– Как твои дела? – спрашиваю, пока она крутит в руках зажигалку, тоскливо глядя на лежащую рядом пачку.
– Ой, да вся в заботах. Проект горит, делаю его с утра до ночи, уже от цифр голова раскалывается. Представляешь, я ни на одной вечеринке уже несколько дней не была. Вся жизнь мимо проходит!
– Ну хоть сюда выбралась, – поддерживаю беседу, а Оля энергично кивает.
– Да вот. Сидела одна-одинешенька и вдруг поняла, что, если не прогуляюсь хотя бы в «Ирландию», лопну или кого-то убью.
– Знаешь, мы всегда рады уберечь людей от насилия по отношению к мирным гражданам, – смеюсь и протягиваю блюдце с греческими маслинами, которые Оля просто обожает.
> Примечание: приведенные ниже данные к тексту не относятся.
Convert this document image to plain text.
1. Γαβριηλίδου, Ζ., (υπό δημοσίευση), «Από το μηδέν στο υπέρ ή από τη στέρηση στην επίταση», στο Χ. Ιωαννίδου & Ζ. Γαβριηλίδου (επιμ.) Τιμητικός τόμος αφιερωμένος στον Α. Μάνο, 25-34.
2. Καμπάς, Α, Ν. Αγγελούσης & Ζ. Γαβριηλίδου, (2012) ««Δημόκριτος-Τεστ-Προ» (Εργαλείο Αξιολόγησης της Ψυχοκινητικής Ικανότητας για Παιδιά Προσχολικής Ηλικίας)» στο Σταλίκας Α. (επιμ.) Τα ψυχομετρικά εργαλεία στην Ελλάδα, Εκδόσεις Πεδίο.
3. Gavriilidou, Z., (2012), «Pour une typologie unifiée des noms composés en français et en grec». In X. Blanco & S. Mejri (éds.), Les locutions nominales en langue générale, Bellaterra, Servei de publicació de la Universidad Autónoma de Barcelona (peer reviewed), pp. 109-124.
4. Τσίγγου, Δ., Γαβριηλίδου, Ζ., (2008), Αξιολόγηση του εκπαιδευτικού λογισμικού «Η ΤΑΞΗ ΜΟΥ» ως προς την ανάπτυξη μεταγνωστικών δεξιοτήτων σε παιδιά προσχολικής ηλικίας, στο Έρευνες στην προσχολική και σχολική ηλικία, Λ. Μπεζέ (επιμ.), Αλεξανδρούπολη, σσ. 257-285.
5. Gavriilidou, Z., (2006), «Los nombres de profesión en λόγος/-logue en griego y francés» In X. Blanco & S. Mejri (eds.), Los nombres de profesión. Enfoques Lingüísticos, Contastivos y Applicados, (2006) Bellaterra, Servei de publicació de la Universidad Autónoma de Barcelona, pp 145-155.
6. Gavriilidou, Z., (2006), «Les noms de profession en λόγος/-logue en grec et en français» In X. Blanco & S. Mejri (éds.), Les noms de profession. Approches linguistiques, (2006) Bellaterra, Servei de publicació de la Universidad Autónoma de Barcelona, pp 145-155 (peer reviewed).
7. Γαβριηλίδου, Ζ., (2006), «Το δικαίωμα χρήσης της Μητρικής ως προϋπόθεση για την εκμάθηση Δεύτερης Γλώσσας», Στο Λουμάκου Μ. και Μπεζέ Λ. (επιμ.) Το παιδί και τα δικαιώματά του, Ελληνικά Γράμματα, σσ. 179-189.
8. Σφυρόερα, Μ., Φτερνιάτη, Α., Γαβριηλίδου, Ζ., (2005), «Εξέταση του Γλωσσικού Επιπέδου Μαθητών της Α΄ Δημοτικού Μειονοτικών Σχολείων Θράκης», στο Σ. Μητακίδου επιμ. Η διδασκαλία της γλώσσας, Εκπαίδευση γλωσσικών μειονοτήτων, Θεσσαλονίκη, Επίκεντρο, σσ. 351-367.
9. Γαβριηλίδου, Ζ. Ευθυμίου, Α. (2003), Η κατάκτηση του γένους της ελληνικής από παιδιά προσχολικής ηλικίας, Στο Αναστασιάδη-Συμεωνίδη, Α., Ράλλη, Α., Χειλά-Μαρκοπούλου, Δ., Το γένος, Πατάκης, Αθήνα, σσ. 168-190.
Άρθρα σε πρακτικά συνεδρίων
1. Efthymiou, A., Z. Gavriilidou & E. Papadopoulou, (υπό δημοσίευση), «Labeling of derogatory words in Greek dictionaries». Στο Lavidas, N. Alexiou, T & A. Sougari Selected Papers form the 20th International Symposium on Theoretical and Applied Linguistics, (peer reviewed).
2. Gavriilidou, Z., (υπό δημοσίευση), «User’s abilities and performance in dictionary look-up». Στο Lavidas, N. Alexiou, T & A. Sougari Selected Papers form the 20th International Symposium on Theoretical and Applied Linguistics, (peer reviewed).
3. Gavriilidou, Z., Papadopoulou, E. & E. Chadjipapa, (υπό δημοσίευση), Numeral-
– Моя ж ты прелесть, – счастливо жмурится и кладет в рот маслину, жует и глаза закатывает.
– Да, я такая.
– Слушай, Арина, все-таки до меня тут долетели кое-какие сплетни. Очень, знаешь ли, интересные.
Оля проводит пальцами по краю бокала и смотрит на меня хитро-хитро из-под полуопущенных ресниц.
– Вот я знала, что ты без мешка слухов порог не переступишь, – я осматриваю зал, чтобы убедиться в занятости едой и напитками всех посетителей, и чуть подаюсь вперед.
Иногда Олькины истории бывают жуть какими интересными. Оля тоже смотрит себе за спину и, будто шпион, понижает голос до зловещего шепота.
– Ты слышала, что Пашку Соловьева отметелили? – Оля делает круглые глаза, мелко-мелко кивает и со значением пьет коктейль. – Он у себя в комнате отлеживается.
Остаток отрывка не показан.